What About “Me Too”
Share this story:The “me too“ movement has given women a voice to report sexual abuse, but it can be abused… and that’s exactly what happened on social media to a well-known Houston educator.
Duc Dinh has built a successful business helping kids learn.
But now he has learned a horrible lesson the hard way. What false accusations spread on social media can do to you, destroy your life.
Dinh recently won a defamation lawsuit in a Harris County courthouse, against a woman went online to accuse him of something horrible. A sexual assault of her.
“Basically, she weaponized social media to attack me. The court was the only place that I could get some sort of credibility and my name back,” said Dinh.
It was June of 2020 when Gina Nguyen posted this on twitter, “Duc Dinh is the man who sexually assaulted me”.
She had met Dinh when she was a teenager at his tutoring academy, but she was 19 when the two met again here at the Memory Café.
Afterwards they wound up together at this nearby hotel.
“Once we got inside a room, we started making out, and then, that’s how things, went about,” recalled Dinh.
Dinh says next the two had sex and it was consensual.
But when Nguyen’s cousin couldn’t reach her by phone, she called the cops and they showed up at the hotel. Dinh and Gina Nguyen said everything was fine, so the cops left.
“When did you first know or find out that she was claiming you assaulted her,” asked Dolcefino.
“About two years later when around May, end of May.
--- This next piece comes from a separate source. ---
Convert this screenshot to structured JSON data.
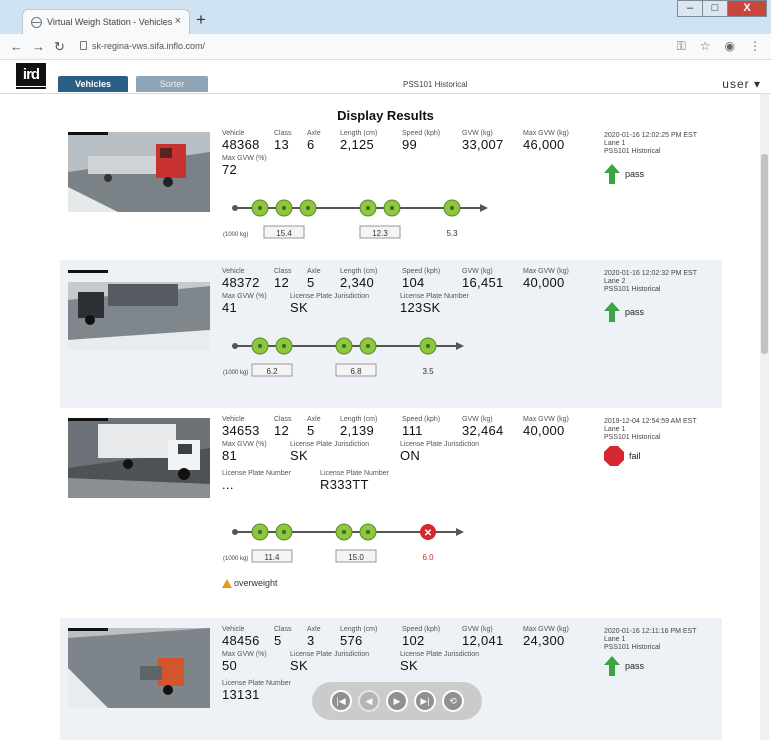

I was sitting at my friend’s place and that’s when I got messages from some other people saying, hey, there’s some accusation about you online,” recalled Dinh.
Two years later, that’s when Nguyen started posting online that Dinh had sexually assaulted her when she was intoxicated.
The fallout was immediate, his reputation and his business took a hit in Houston’s tightly knit Vietnamese community.
“We lost business because of it,” said Dinh.
The MeToo era, women feeling comfortable enough to report alleged abuse at the hands of men. When it’s true it’s justice but when it’s not, it’s a dangerous weapon.
Dinh did what a lot of us would do too. He went on social media to deny it.
But it was too late, the damage was already done, so he took Nguyen to court, suing her for defamation.
Then Nguyen under the name jane done filed a lawsuit against him for the alleged assault.
“From the moment I met him until now he’s never waved, he’s never changed,” expressed Dean Blumrosen.
The case ended up in the 270th district court. The honorable Dedra Davis presiding.
The fight centered on a key piece of evidence.
Nguyen claimed to have sent this text message to her cousin that night six years ago. Which she said would help prove she had been assaulted.
It says simply “help”, a message supposedly sent after 2 A.M.
But something didn’t look right to Dinh’s lawyer, Dean Blumrosen. He hired an expert to take a closer look.
“One of the pieces of evidence that we discovered in this case is those were manufactured, that she manipulated them,” said Blumrosen.
The expert found these screenshots were actually created long after the incident happened.
“The screenshots that were presented as authentic. Had, last been saved 18 months after they were, supposedly created and the last being saved by photoshop, which is a tool designed for enhancement, manipulation, editing of images,” said David Greetham.
Manipulation of social media messages. The Dinh case provides a disturbing example of just how it easy it is.
“Those text messages were damaging. So, if they’re not true and you’re manipulating them, it really goes to your credibility,” said Blumrosen.
Duc Dinh also took a polygraph exam. They asked him about consent and what happened during the night with Nguyen. The test determined he was telling the truth.
And Nguyen couldn’t keep her story straight on the stand and Judge Davis knew it.
She resisted turning over her phone records, they would prove the texts were never sent.
We know what happened in court because we have an audio tape of Judge Davis that very day dressing down Nguyen’s lawyer. This transparency should spread throughout the courthouse.
“I do not believe this client, I don’t. I have a notepad full of reasons why I do not believe her. On a scale of 1-10, it is like zero credibility,” said Judge Davis.
But Judge Davis wasn’t done, she then sent a message that needs to be sent all over this country because the MeToo movement is being abused.
“As woman we go through a lot and it makes it difficult for women that are actually telling the truth, being truthful, that are being violated for people to believe them when you have the story that your client has told here today, with the holes that she told. It’s infuriating on some levels to the women who were in the MeToo and the women today that are being violated” said Davis.
In this case it was Duc Dinh who was violated.
“I knew everyone was looking at me as the bad guy that’s why I had to sue her, because that was the only place I could like, to help me get my reputation back or my name back,” expressed Dinh.
Judge Davis gave Dinh his justice. It was never about money. Dinh asked for just 1 dollar in damages.
“I tip my cap to her for what she did,” said Blumrosen.
But vindication in court did not solve his real problem, the problem in the community. How could he get his name back?
That’s why he came to us.
“I came to you because I felt like the story needed, I wanted more people to know about it. I felt like, people understand, the other side of the of, quote unquote, the MeToo movement,” expressed Dinh.